You’re welcome Mark Parris!
The Area shadow is the most precise of the Light Object options, if reality is targeted—they allow for sharp contact shadows and soft distance shadows. But you buy this quality with render-time.
The soft-shadows create a map or database (some call it texture, but that is misleading IMHO) and that becomes applied to the scene. In the image that I have attached, I illustrate the way I understand the process. The small spheres are the samples. The map as well the “Sample-Radius” as well the Bias, need to be set precisely to get the best out of it (Attribute Manager>Shadow Tab).

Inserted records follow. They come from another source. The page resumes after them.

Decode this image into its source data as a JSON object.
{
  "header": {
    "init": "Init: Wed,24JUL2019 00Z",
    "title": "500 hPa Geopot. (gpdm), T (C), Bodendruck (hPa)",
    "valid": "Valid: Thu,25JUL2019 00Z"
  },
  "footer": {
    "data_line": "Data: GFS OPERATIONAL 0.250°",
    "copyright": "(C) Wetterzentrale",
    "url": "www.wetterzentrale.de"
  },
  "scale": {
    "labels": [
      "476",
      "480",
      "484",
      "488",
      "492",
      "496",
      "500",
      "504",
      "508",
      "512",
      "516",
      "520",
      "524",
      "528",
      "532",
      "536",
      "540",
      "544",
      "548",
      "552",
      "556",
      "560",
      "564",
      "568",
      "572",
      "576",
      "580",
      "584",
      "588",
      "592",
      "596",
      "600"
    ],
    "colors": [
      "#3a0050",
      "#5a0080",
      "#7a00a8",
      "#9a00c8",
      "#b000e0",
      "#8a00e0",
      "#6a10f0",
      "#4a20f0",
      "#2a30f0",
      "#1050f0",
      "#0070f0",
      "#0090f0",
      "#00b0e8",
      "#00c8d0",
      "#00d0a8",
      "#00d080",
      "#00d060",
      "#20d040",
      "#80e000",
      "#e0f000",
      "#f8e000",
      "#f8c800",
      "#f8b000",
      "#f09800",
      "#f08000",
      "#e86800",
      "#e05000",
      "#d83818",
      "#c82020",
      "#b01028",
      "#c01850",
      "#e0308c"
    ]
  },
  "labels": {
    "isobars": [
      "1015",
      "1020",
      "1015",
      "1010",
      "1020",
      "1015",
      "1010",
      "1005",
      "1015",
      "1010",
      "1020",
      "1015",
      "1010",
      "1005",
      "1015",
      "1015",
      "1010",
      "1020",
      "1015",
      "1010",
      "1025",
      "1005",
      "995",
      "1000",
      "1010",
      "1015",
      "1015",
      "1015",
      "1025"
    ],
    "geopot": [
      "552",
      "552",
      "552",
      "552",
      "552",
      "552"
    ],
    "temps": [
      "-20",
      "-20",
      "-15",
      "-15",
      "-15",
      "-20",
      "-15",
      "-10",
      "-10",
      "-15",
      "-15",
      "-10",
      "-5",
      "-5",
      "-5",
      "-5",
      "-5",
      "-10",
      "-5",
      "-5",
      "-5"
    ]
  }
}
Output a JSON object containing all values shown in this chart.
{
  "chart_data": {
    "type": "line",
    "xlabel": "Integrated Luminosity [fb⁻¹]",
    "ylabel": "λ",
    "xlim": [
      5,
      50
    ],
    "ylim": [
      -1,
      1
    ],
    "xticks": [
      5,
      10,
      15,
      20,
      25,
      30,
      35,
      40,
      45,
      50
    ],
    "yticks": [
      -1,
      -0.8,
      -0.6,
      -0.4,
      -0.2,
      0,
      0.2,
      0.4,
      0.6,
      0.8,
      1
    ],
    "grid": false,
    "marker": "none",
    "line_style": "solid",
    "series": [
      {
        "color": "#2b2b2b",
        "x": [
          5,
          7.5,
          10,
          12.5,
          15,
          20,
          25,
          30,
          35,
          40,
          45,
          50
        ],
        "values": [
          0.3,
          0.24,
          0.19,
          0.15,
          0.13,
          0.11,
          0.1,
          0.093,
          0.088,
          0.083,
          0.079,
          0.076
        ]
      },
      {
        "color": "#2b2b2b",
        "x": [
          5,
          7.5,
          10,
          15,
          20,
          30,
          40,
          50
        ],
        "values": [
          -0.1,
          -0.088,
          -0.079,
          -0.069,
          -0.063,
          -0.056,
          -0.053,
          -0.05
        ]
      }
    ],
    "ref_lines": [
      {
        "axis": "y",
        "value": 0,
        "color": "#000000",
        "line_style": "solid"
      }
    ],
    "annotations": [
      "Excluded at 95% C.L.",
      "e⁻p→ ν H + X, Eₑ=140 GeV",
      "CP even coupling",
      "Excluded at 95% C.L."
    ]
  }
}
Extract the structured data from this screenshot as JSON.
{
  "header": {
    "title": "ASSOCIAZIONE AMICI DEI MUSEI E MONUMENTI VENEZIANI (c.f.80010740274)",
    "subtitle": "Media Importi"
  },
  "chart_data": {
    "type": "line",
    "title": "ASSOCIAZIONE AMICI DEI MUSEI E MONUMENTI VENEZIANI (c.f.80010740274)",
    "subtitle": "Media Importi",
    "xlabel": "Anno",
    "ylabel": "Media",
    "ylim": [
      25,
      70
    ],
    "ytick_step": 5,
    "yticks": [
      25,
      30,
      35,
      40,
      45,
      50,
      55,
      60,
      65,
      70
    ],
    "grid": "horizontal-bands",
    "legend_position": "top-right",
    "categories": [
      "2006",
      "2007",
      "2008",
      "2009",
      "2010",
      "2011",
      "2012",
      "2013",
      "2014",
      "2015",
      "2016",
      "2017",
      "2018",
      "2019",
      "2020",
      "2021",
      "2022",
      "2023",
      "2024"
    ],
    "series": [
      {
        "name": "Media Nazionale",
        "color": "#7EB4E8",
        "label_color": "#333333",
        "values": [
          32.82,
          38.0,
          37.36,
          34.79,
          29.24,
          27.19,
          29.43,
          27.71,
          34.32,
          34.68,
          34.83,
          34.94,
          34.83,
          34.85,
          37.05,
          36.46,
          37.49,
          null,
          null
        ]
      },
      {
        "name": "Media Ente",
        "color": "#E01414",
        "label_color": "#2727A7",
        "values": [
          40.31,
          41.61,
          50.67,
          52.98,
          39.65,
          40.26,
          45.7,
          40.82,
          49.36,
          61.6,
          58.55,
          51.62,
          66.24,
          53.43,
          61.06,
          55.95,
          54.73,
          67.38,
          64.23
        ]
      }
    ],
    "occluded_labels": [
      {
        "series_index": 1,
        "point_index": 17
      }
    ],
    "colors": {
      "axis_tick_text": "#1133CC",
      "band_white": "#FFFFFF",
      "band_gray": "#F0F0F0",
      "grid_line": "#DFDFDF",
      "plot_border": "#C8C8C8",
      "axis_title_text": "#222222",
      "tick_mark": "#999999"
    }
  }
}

If the samples are too far from each other, the result will be less appealing. IF the blue sphere is animated, you can easily imagine how difficult it might be to get a nice shadow out of the “structure” of the small spheres calculated/interpolated.
If these get too high, it might work even slower. BUT: if the scene is static (at least where the light goes), and only the camera moves, the shadow map has to be calculated only once (Render-Settings>Options), and then the real advantages starts.
They are not bad, but with everything…, the more you know about the advantage and the shortcomings, the more successful is the possible use. (roughly said ;o)
BTW, I know that was only an example scene, but if “Soft-shadows”—then try to use a Spot, to get the samples as much where you need them. An Omni-light has 90ºsquare to calculate, six times, and if the map is only 250x250 the shadows are not as good as a perfect spot could deliver.